Appreciating Ms. Clinton's stance in recognising the need to meet the aspirations of the Tamil Diaspora as well in any political solution, Shan Thavarajah said, "a post-conflict scenario is the hope and prayer of every one."

"But whether it could become a reality by allowing brutal and coercive violence of Colombo and whether mere devolution and development would meet the fundamental issue of the conflict in the context of Sri Lanka, are questions raised in the Tamil circles," he said adding that "subjugation is a wrong strategy to achieve a lasting solution."
 

Text of Letter also in PDF

THE SECRETARY OF STATE
WASHINGTON

March 23. 2009

The Honorable Mary Jo Kilroy
House of Representatives
Washington,D.C.  

Dear Mary Jo

Thank you for your March 9 letter expressing concern over the humanitarian situation in Sri Lanka.
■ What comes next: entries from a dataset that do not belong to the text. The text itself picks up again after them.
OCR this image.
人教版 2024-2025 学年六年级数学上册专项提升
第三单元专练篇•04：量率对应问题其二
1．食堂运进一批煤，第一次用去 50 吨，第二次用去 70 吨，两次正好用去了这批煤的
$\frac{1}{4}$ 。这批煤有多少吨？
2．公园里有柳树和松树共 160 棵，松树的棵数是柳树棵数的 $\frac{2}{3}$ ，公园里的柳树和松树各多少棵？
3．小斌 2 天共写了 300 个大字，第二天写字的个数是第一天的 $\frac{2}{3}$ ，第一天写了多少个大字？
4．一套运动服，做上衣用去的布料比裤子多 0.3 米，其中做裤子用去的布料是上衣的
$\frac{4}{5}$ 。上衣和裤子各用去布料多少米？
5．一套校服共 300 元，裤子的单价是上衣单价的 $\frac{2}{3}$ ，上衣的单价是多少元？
Your letter touched on many of the points that State Department officials have raised in meetings with Sri Lankan government officials in Washington, as well as in Colombo, Geneva, and New York.

We agree that a lasting peace in Sri Lanka will only be achieved through political inclusion of all of Sri Lanka's minority communities. We continue to urge the Sri Lankan government to devise a post-conflict political solution that will demonstrate to Sri Lanka's Tamil population and the Tamil Diaspora that the government is serious about political inclusion. We have called on the Liberation Tigers of Tamil Eelam to allow civilians freedom of movement and to discuss modalities for ending hostilities.
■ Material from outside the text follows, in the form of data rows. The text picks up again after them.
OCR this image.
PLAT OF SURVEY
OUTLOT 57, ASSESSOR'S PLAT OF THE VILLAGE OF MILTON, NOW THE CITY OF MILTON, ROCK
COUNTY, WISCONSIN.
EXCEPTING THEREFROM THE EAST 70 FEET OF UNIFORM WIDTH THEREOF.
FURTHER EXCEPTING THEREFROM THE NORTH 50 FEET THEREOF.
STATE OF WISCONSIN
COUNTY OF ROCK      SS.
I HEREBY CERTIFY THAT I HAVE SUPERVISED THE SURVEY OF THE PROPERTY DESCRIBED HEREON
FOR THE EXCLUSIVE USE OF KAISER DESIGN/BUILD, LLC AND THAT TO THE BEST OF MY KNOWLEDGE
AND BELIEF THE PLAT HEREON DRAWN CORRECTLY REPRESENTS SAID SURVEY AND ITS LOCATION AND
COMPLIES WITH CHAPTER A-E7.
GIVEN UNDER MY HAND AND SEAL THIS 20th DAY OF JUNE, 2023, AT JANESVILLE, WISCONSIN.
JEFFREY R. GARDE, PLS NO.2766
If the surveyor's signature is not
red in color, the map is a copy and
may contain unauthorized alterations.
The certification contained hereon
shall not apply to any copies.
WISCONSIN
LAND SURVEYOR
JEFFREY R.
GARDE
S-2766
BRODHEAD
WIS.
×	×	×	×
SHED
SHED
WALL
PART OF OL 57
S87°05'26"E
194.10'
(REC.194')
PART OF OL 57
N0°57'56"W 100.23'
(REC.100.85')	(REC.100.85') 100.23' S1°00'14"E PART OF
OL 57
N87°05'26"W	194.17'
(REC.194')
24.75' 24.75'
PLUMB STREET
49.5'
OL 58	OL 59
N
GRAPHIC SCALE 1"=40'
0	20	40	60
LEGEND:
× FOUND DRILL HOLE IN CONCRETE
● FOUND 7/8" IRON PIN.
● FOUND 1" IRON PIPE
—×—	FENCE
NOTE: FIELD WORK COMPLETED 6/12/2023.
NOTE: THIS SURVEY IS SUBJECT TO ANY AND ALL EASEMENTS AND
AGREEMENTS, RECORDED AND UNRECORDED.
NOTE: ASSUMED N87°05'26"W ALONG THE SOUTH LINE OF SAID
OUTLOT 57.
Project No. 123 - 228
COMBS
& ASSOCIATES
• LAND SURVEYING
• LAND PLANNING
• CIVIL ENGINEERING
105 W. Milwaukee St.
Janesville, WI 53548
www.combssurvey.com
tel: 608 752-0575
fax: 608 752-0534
 In the past week, State Department officials have engaged the Sri Lankan government on the humanitarian issue. On March 13, I called Sri Lankan President Mahinda Rajapaksa to express my deep concern over the deteriorating conditions and increasing loss of life in the Sri Lankan government-designated "safe zone." In my conversation with President Rajapaksa, I emphasized that the Sri Lankan Army should not fire into areas where civilians are trapped in the conflict zone. I urged President Rajapaksa to devise a political solution to the ongoing conflict, and pressed him to give international relief organizations full access to the conflict area and displaced persons camps, including screening centers. I condemned the actions of the Tamil Tigers who are reported to be holding civilians as human shields, and to have shot at civilians leaving Tiger areas of control.

Due in part to the State Department's efforts here in Washington as well as our Embassy's tremendous work in Colombo, access for the international organizations to the safe zone has improved. However, much more remains to be done, particularly in allowing medicine into the safe zone and stopping the shelling. On March 15 and 16 the International Committee of the Red Cross (ICRC) was able to evacuate over 900 wounded people from the safe zone and will likely conduct additional evacuations in the coming days. In addition, the World Food Program completed a shipment of 500 metric tons of food on March 13 and another shipment of 500 metric tons on March 19. The majority of this food assistance has been donated by the U.S. government.

The State Department continues to press the Sri Lankan government to provide adequate conditions in internally displaced persons' camps. We have urged, and the government has agreed, to allow UN agencies and the ICRC greater access to the camps, including monitoring the treatment of displaced persons. We also continue to press the government to permit full ICRC and the UN High Commissioner for Refugees access to all screening centers. The international community has started planning for the post-conflict period and remains committed to returning displaced persons to their homes as quickly as possible. The international donor community in Sri Lanka has also agreed on certain guiding principles for post-conflict donor assistance. These principles include the Sri Lankan government's good faith effort towards political inclusion, credible powersharing, and respect for human rights.